And no child should go hungry and there should be world peace. In the real world of tight margins and a lack of skilled labour that's just not possible.


----------



## Bow tie (9 Aug 2022)

_OkGo_ said:


> I don't think parental leave solves the problem. It can help manage the first year as you have suggested but after that once your child enters childcare, you can't just take them out without the risk of losing your spot. You would be in a far worse situation if you lost your spot for the sake of those 6 months
> 
> Lots of people think that they will take child #1 out while they are on maternity leave for child #2 and save the cost of childcare. But what they often realize too late is that there is no guarantee that a spot for either child will be available when both require it


Correct, and I forgot the whole 'spot' problem. Do you still have to pay a retainer to keep the place or how does it work now?

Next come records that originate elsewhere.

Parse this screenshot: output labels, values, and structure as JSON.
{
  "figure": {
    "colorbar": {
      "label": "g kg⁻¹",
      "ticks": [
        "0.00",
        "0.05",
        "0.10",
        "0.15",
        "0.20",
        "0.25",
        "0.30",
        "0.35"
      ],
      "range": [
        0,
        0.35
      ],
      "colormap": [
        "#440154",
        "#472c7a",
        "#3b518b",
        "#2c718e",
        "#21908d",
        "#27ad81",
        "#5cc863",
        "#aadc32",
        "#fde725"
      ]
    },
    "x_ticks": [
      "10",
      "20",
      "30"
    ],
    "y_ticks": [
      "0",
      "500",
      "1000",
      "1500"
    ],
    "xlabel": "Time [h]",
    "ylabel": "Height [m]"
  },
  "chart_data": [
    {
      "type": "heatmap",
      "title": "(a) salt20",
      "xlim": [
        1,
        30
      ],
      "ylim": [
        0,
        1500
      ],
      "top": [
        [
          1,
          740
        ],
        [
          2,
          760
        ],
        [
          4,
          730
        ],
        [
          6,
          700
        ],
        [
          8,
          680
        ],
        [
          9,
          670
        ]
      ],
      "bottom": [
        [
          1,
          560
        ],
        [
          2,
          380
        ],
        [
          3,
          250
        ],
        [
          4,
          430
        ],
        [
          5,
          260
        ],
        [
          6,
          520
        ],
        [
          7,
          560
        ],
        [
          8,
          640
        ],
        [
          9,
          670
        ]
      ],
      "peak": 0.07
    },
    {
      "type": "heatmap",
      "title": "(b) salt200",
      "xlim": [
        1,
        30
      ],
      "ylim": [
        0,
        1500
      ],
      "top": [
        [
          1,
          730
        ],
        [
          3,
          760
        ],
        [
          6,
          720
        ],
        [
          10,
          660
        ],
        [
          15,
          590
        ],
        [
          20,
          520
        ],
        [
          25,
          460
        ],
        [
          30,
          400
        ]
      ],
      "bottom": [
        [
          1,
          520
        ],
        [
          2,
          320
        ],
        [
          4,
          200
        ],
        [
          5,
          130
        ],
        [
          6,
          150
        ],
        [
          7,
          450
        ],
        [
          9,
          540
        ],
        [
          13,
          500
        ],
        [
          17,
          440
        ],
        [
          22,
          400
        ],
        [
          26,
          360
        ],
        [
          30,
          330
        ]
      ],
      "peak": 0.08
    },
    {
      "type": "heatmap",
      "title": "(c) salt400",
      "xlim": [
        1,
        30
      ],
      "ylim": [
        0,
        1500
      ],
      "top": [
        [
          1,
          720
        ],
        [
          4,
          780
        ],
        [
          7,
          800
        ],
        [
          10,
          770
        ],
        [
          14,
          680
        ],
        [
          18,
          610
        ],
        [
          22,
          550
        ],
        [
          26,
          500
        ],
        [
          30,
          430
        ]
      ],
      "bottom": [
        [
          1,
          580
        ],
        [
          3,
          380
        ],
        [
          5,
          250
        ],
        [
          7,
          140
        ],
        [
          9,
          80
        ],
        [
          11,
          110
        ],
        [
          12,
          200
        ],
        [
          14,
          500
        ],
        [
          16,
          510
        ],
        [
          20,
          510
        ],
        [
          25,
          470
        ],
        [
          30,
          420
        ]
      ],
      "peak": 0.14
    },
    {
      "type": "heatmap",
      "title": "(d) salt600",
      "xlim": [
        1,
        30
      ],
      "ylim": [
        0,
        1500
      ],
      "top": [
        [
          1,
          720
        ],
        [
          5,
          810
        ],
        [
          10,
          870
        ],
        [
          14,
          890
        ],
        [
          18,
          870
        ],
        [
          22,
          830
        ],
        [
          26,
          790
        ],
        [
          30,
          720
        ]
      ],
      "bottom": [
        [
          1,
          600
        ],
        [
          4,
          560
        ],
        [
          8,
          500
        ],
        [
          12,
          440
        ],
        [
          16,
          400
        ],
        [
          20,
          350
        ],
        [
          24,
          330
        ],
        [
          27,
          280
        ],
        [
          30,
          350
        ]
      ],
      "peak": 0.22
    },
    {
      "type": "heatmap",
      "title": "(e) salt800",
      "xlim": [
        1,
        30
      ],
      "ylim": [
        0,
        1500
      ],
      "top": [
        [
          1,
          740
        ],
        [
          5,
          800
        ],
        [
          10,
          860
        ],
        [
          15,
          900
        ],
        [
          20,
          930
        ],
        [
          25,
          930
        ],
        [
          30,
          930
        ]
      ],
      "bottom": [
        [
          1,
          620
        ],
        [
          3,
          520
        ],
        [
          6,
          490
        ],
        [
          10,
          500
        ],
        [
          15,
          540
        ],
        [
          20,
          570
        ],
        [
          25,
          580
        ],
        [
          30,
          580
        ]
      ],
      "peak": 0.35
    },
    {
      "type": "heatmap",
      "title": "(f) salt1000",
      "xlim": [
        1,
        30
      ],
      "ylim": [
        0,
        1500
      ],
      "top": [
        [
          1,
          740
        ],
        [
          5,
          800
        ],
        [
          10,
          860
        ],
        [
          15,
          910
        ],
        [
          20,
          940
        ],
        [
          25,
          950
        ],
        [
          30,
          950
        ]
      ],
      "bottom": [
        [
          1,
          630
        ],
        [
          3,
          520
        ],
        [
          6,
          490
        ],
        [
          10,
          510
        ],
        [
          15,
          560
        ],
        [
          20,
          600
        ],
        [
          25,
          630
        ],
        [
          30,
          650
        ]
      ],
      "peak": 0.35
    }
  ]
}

Gives even more reason for a public, school aligned system.


----------



## Bow tie (9 Aug 2022)

Purple said:


> And no child should go hungry and there should be world peace. In the real world of tight margins and a lack of skilled labour that's just not possible.


Stop trying to play the poster.


----------



## Purple (9 Aug 2022)

Bow tie said:


> OK; if you are completely indispensible do you have any plans for risk mitigation in any of the other circumstances mentioned.


In a small business plenty of people are indispensable over a period of 3-6 months. Especially if they are part of the team building the business. If a key person is hit by the proverbial bus the business runs an increased risk of failing.


----------



## Purple (9 Aug 2022)

Bow tie said:


> Stop trying to play the poster.


Eh?


----------



## T McGibney (9 Aug 2022)

Bow tie said:


> OK; if you are completely indispensible do you have any plans for risk mitigation in any of the other circumstances mentioned.


Is that question directed at me personally? If so, why? My days of raising small children are long over.


----------



## Bow tie (9 Aug 2022)

T McGibney said:


> Is that question directed at me personally? If so, why? My days of raising small children are long over.


It was, but OK if not relevant to you now.


----------



## T McGibney (9 Aug 2022)

Bow tie said:


> It was, but OK if not relevant to you now.


You have no business posing such questions to me on a public forum like this, especially as you are anonymous and I am not, and as I had neither indicated nor confirmed that I had a vested interest in the subject being discussed.


----------



## Bow tie (9 Aug 2022)

T McGibney said:


> You have no business posing such questions to me on a public forum like this, especially as you are anonymous and I am not, and as I had neither indicated nor confirmed that I had a vested interest in the subject being discussed.


Sincere apologies there was absolutely no intention to offend and the question was meant in general terms.
Once again, apologies.


----------



## NoRegretsCoyote (9 Aug 2022)

It's quite simple.

You just need big state subsidies for childcare. A little means tested, but not too much. Say everyone pays between 30% and 50% of childcare costs out of pocket depending on income.

The state spends money on much worse!


----------



## Purple (10 Aug 2022)

NoRegretsCoyote said:


> It's quite simple.
> 
> You just need big state subsidies for childcare. A little means tested, but not too much. Say everyone pays between 30% and 50% of childcare costs out of pocket depending on income.
> 
> The state spends money on much worse!


Making it tax deductible would give about the same result but without any additional State bureaucracy. We're falling over ourselves with State bodies and State funded Charities distributing money but distributing it net of their costs and those costs are huge. A better managed taxation system with refundable tax credits would be a far more efficient way of doing things.


----------